Hacking Agag to Pieces (sermon and transcript by John MacArthur)
Money quote (one of them) from JMac's sermon:
Further reading:
Are You Sin-Killing or Just Sin-Managing?
Hacking Agag to Pieces (sermon and transcript by John MacArthur)
Money quote (one of them) from JMac's sermon:
Most people today would tell you to run from guilt. John Owen said: load your conscience with guilt. He believed the pangs of guilt were a natural and healthy consequence of wrong doing. Be ashamed, he wrote. Be greatly ashamed, for he saw shame as an advantage. Listen to your shamed and guilty conscience. You see, he correctly, that is, John Owen, understood what we should understand what Paul understood when he wrote in 2 Corinthians 7:10: the sorrow that is according to the will of God produces a repentance without regret.

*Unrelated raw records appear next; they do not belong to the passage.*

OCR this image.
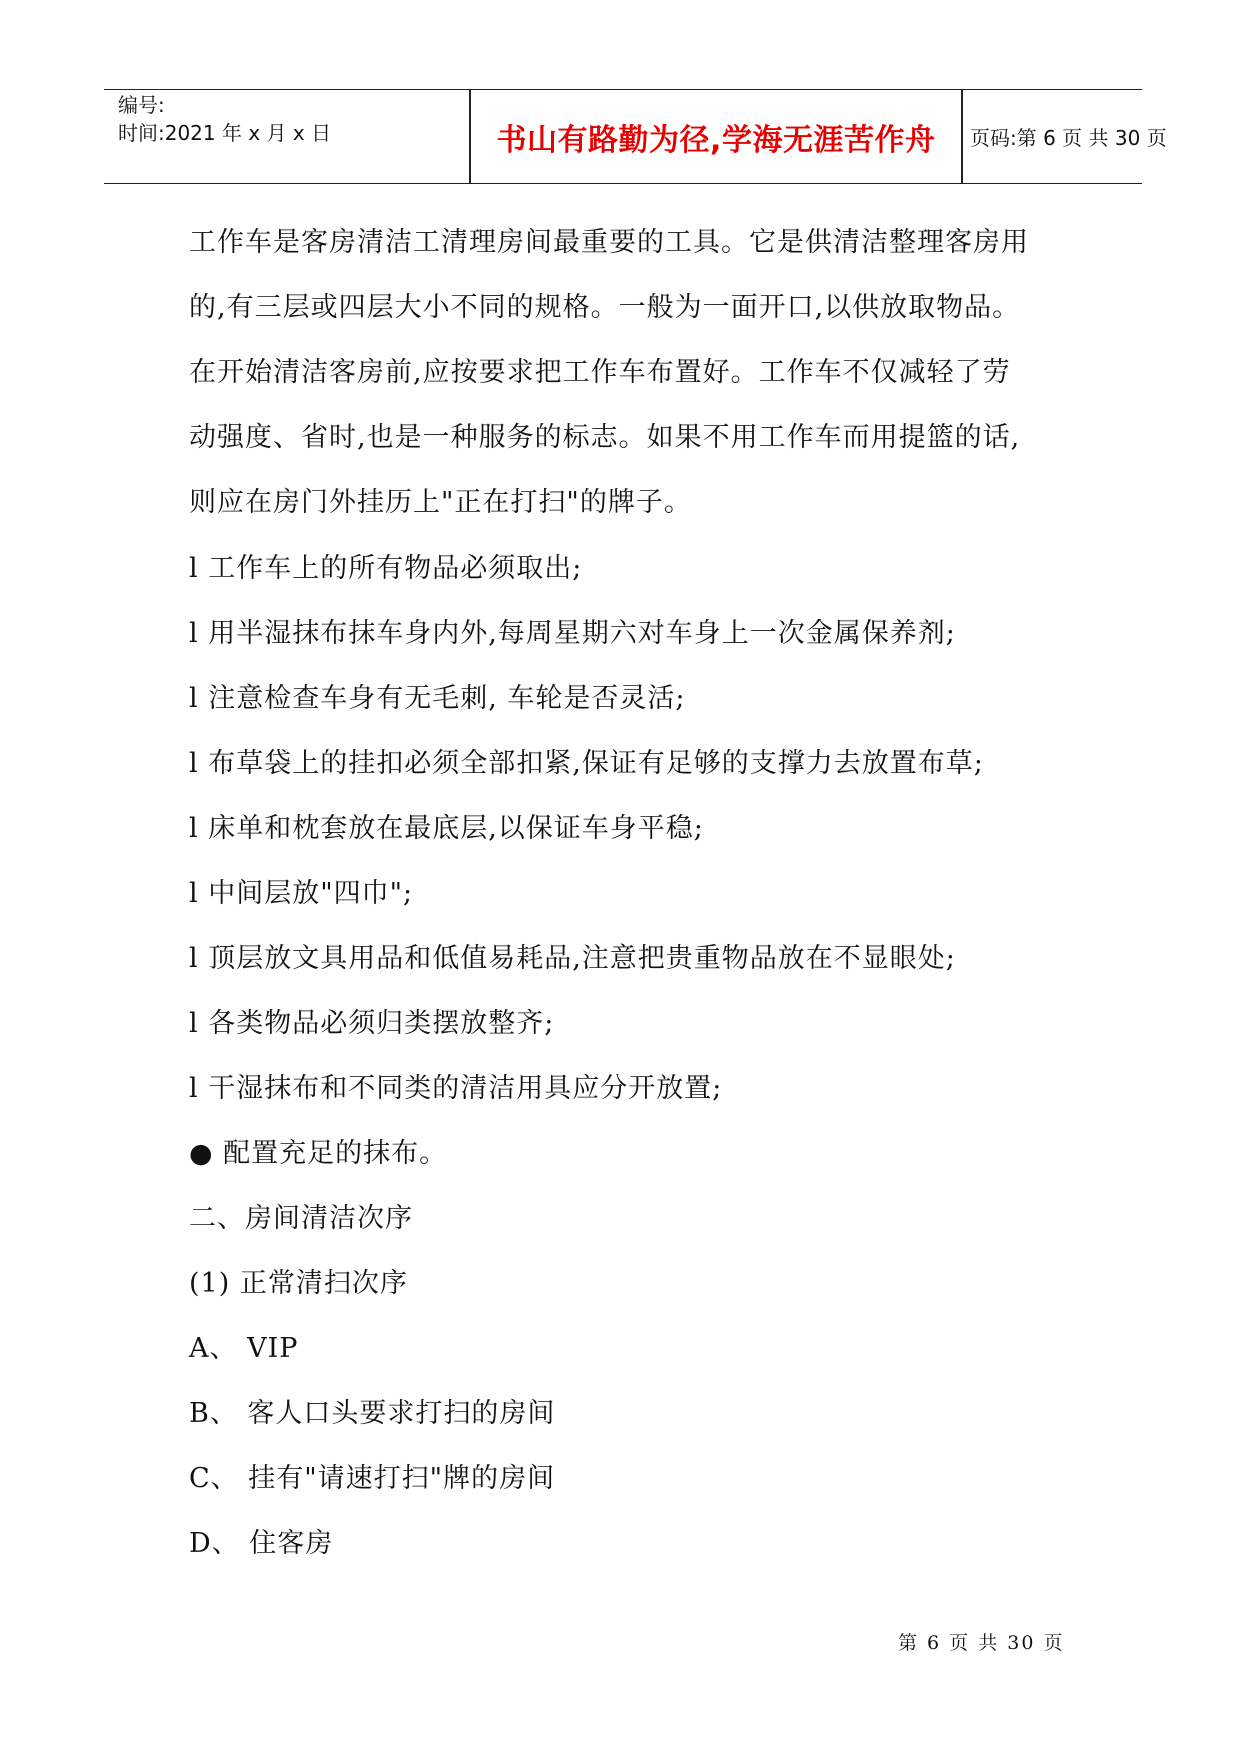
编号:
时间:2021 年 x 月 x 日	书山有路勤为径,学海无涯苦作舟	页码:第 6 页 共 30 页
工作车是客房清洁工清理房间最重要的工具。它是供清洁整理客房用
的,有三层或四层大小不同的规格。一般为一面开口,以供放取物品。
在开始清洁客房前,应按要求把工作车布置好。工作车不仅减轻了劳
动强度、省时,也是一种服务的标志。如果不用工作车而用提篮的话,
则应在房门外挂历上"正在打扫"的牌子。
l 工作车上的所有物品必须取出;
l 用半湿抹布抹车身内外,每周星期六对车身上一次金属保养剂;
l 注意检查车身有无毛刺, 车轮是否灵活;
l 布草袋上的挂扣必须全部扣紧,保证有足够的支撑力去放置布草;
l 床单和枕套放在最底层,以保证车身平稳;
l 中间层放"四巾";
l 顶层放文具用品和低值易耗品,注意把贵重物品放在不显眼处;
l 各类物品必须归类摆放整齐;
l 干湿抹布和不同类的清洁用具应分开放置;
● 配置充足的抹布。
二、房间清洁次序
(1) 正常清扫次序
A、 VIP
B、 客人口头要求打扫的房间
C、 挂有"请速打扫"牌的房间
D、 住客房
第 6 页 共 30 页
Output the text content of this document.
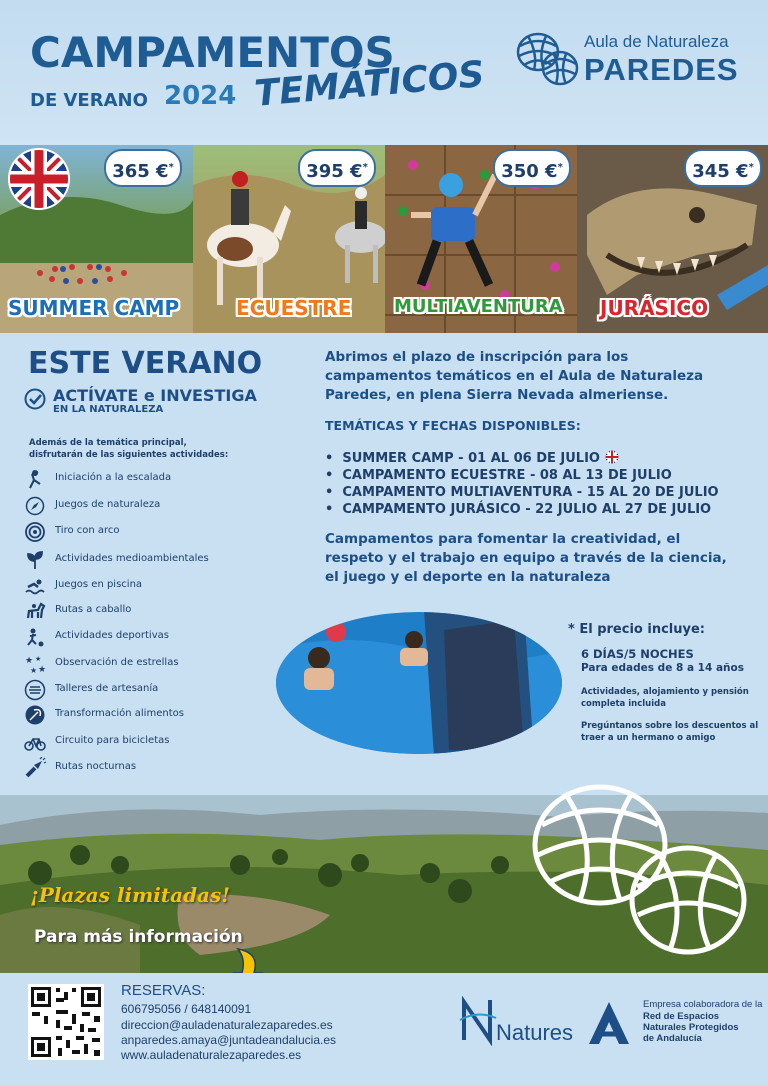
CAMPAMENTOS
DE VERANO 2024 TEMÁTICOS
Aula de Naturaleza
PAREDES
365 €*	395 €*	350 €*	345 €*
SUMMER CAMP	ECUESTRE MULTIAVENTURA JURÁSICO
ESTE VERANO
ACTÍVATE e INVESTIGA
EN LA NATURALEZA
Además de la temática principal, disfrutarán de las siguientes actividades:
Iniciación a la escalada
Juegos de naturaleza
Tiro con arco
Actividades medioambientales
Juegos en piscina
Rutas a caballo
Actividades deportivas
★ ★
★ ★
Observación de estrellas
Talleres de artesanía
Transformación alimentos
Circuito para bicicletas
Rutas nocturnas
Abrimos el plazo de inscripción para los campamentos temáticos en el Aula de Naturaleza Paredes, en plena Sierra Nevada almeriense.
TEMÁTICAS Y FECHAS DISPONIBLES:
•  SUMMER CAMP - 01 AL 06 DE JULIO
•  CAMPAMENTO ECUESTRE - 08 AL 13 DE JULIO
•  CAMPAMENTO MULTIAVENTURA - 15 AL 20 DE JULIO
•  CAMPAMENTO JURÁSICO - 22 JULIO AL 27 DE JULIO
Campamentos para fomentar la creatividad, el respeto y el trabajo en equipo a través de la ciencia, el juego y el deporte en la naturaleza
* El precio incluye:
6 DÍAS/5 NOCHES
Para edades de 8 a 14 años
Actividades, alojamiento y pensión completa incluida
Pregúntanos sobre los descuentos al traer a un hermano o amigo
¡Plazas limitadas!
Para más información
RESERVAS:
606795056 / 648140091
direccion@auladenaturalezaparedes.es
anparedes.amaya@juntadeandalucia.es
www.auladenaturalezaparedes.es
Natures
Empresa colaboradora de la
Red de Espacios
Naturales Protegidos
de Andalucía
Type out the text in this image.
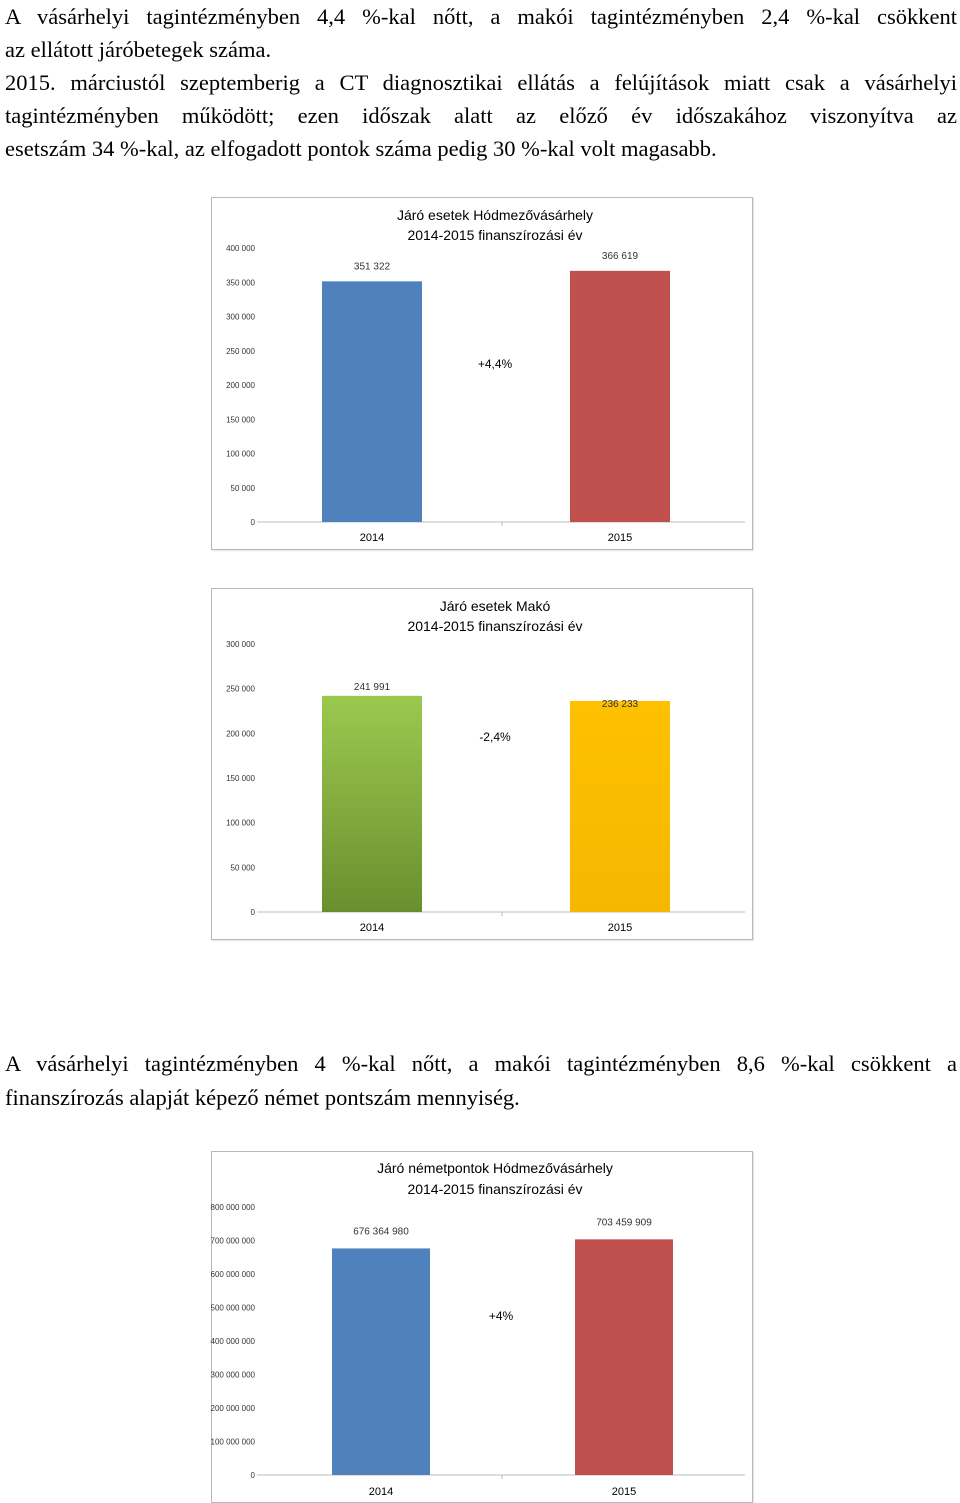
A vásárhelyi tagintézményben 4,4 %-kal nőtt, a makói tagintézményben 2,4 %-kal csökkent

az ellátott járóbetegek száma.

2015. márciustól szeptemberig a CT diagnosztikai ellátás a felújítások miatt csak a vásárhelyi

tagintézményben működött; ezen időszak alatt az előző év időszakához viszonyítva az

esetszám 34 %-kal, az elfogadott pontok száma pedig 30 %-kal volt magasabb.

0
50 000
100 000
150 000
200 000
250 000
300 000
350 000
400 000
Járó esetek Hódmezővásárhely
2014-2015 finanszírozási év
351 322
2014
366 619
2015
+4,4%
0
50 000
100 000
150 000
200 000
250 000
300 000
Járó esetek Makó
2014-2015 finanszírozási év
241 991
2014
236 233
2015
-2,4%

A vásárhelyi tagintézményben 4 %-kal nőtt, a makói tagintézményben 8,6 %-kal csökkent a

finanszírozás alapját képező német pontszám mennyiség.

0
100 000 000
200 000 000
300 000 000
400 000 000
500 000 000
600 000 000
700 000 000
800 000 000
Járó németpontok Hódmezővásárhely
2014-2015 finanszírozási év
676 364 980
2014
703 459 909
2015
+4%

True godly sorrow will produce repentance. And what produces godly sorrow? A guilty, what? Conscience. Isn’t that what we read in Psalm 38? Wasn’t Psalm 38 we read this morning a classic illustration of godly sorrow produced by guilt? And it was that shame that brought the psalmist to his great confession. Those people who just give a nod of the head to their guilt claim trivially the promise of forgiveness, quickly reassure themselves, and then think no more of their sin are subjecting themselves to the heart-hardening deceit of sin. Let sorrow do its full work to produce a deep and honest repentance, and those sins will be severely weakened.